Mercifully, it ended. 2011, that is. It was another very subpar year for sales of new cars and light trucks in the United States, the fourth such year in succession.
Sales of 12,778,885 were 20 percent below the 16-million standard established in 1999-2007, the nine good years. Actually, they were 24 percent below the average for those nine years.
Some "experts" now are hedging their bets, saying that 16 million should not be used as the standard because sales are not going to return to that level. They suggest 14 million to 15 million.
I disagree. I'm sticking with 16 million as the norm. We last reached that total in 2007 with 16.2 million. So last year's sales were 21 percent below par. That's great for Tiger Woods; it ain't so great for cars and trucks.
The consumer media have been crowing about the fact that 2011 sales were up 10.3 percent. My question is, 10.3 percent from what?
The answer: 10.3 percent over the second-worst year since 1982. That's 29 years. The worst year in that span was 2009. Sales were 11.59 million in 2010 and 10.43 million in 2009.
Viewed in that light, a 10.3 percent gain is pretty puny. It's better than a 10.3 percent decline, but it's hardly a cause for celebration.
One segment of the industry did have a little reason to rejoice. That was the Detroit 2plus. It's hard to call them the Detroit 3 since Fiat owns nearly 59 percent of Chrysler and plans to acquire more. Fiat is based in Turin, Italy, and Turin is several states, an ocean and a few nations removed from Detroit.
When you include only their domestic brands, each of the Detroit automakers outperformed the market, Ford just barely with an 11 percent upturn. Mercury is no longer a part of the Ford Motor household, leaving just Ford and Lincoln, which is working desperately to reinvent itself as a true luxury brand.
General Motors' four survivors posted an increase of 13 percent. That was just below the gain -- 14 percent -- for Buick and Chevrolet; GMC was up 19 percent. Cadillac advanced just 4 percent, a gain of only 5,464 units.

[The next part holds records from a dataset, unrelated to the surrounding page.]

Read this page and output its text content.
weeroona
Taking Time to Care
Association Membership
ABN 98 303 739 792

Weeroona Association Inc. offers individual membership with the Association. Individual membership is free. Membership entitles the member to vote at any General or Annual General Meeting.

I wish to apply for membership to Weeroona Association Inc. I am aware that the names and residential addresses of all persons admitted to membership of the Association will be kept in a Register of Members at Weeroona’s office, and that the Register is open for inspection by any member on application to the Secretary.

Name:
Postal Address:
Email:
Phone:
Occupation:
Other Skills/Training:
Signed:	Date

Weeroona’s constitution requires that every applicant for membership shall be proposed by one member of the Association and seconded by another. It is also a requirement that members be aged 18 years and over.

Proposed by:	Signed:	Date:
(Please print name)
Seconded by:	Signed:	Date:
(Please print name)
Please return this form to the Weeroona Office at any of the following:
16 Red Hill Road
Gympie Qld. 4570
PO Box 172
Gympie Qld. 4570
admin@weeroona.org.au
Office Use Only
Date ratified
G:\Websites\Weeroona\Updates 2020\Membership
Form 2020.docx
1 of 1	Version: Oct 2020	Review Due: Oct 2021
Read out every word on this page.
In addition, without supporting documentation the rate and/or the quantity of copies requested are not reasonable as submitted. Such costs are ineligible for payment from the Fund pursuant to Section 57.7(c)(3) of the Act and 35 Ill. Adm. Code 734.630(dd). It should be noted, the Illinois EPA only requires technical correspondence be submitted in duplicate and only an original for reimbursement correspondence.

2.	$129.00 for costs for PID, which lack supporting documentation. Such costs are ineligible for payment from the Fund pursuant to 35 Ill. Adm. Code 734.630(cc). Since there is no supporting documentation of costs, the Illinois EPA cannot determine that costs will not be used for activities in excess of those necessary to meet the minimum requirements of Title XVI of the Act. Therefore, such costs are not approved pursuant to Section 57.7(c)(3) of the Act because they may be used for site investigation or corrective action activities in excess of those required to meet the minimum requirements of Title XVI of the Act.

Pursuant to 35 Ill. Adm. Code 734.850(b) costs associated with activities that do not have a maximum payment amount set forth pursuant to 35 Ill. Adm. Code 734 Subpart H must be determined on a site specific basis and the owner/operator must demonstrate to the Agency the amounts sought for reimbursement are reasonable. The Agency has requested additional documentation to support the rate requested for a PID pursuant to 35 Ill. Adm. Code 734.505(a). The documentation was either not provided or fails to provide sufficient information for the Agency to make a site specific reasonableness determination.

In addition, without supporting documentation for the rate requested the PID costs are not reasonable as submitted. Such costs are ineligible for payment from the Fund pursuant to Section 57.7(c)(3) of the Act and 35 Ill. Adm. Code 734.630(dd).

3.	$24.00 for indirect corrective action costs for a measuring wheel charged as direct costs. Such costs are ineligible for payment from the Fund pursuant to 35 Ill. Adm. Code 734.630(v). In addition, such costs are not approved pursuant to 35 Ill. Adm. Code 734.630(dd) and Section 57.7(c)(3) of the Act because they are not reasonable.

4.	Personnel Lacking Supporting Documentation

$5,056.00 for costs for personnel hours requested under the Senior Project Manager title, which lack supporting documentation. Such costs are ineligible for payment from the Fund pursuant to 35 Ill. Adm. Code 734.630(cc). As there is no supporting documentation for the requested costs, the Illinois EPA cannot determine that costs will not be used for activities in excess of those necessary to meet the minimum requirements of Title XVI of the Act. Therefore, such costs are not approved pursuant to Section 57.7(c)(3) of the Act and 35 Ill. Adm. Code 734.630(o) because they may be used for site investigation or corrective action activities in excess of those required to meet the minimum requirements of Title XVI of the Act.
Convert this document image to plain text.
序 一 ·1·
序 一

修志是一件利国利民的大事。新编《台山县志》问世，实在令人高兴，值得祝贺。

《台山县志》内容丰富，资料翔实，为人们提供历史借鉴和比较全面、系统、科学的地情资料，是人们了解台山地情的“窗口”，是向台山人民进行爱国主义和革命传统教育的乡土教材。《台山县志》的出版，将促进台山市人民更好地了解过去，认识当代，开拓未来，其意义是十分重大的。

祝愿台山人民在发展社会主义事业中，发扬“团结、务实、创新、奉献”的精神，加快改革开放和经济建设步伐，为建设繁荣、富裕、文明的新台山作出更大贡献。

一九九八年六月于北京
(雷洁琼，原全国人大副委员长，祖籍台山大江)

The three Detroiters reported sales of 5,996,243 new cars and light trucks for 2011, an increase of 15 percent over 2010. In 2007, the industry's last normal year, their total was 8,253,507. The 2011 figure represents a four-year drop of 2,257,264 units, or 27 percent.
Chrysler up 24 pct.
Chrysler Group could sit back and laugh at its rivals' efforts. Chrysler's 2011 sales sported a gain of 24 percent over 2010. Jeep was the prime mover with an upsurge of 44 percent, and Grand Cherokee, up 51 percent, was the Jeep hero. Elsewhere the group had increases of 19 percent for Dodge-Ram and 12 percent for Chrysler.
Sales of import-badged cars and trucks were up 7 percent last year, but their market share slipped because the overall market did better than that. The import share was 53.1 percent; the Detroiters had 46.9. Naturally, the Detroiters picked up what the imports lost.
The battle for brand supremacy was hardly a battle. Ford, with 2,057,210 sales, drubbed Chevrolet by 281,408.
By countries, sales of American makes were up 15 percent, as noted. The Europeans and the Koreans did even better -- gains of 20 percent for Europe and 27 percent for Korea.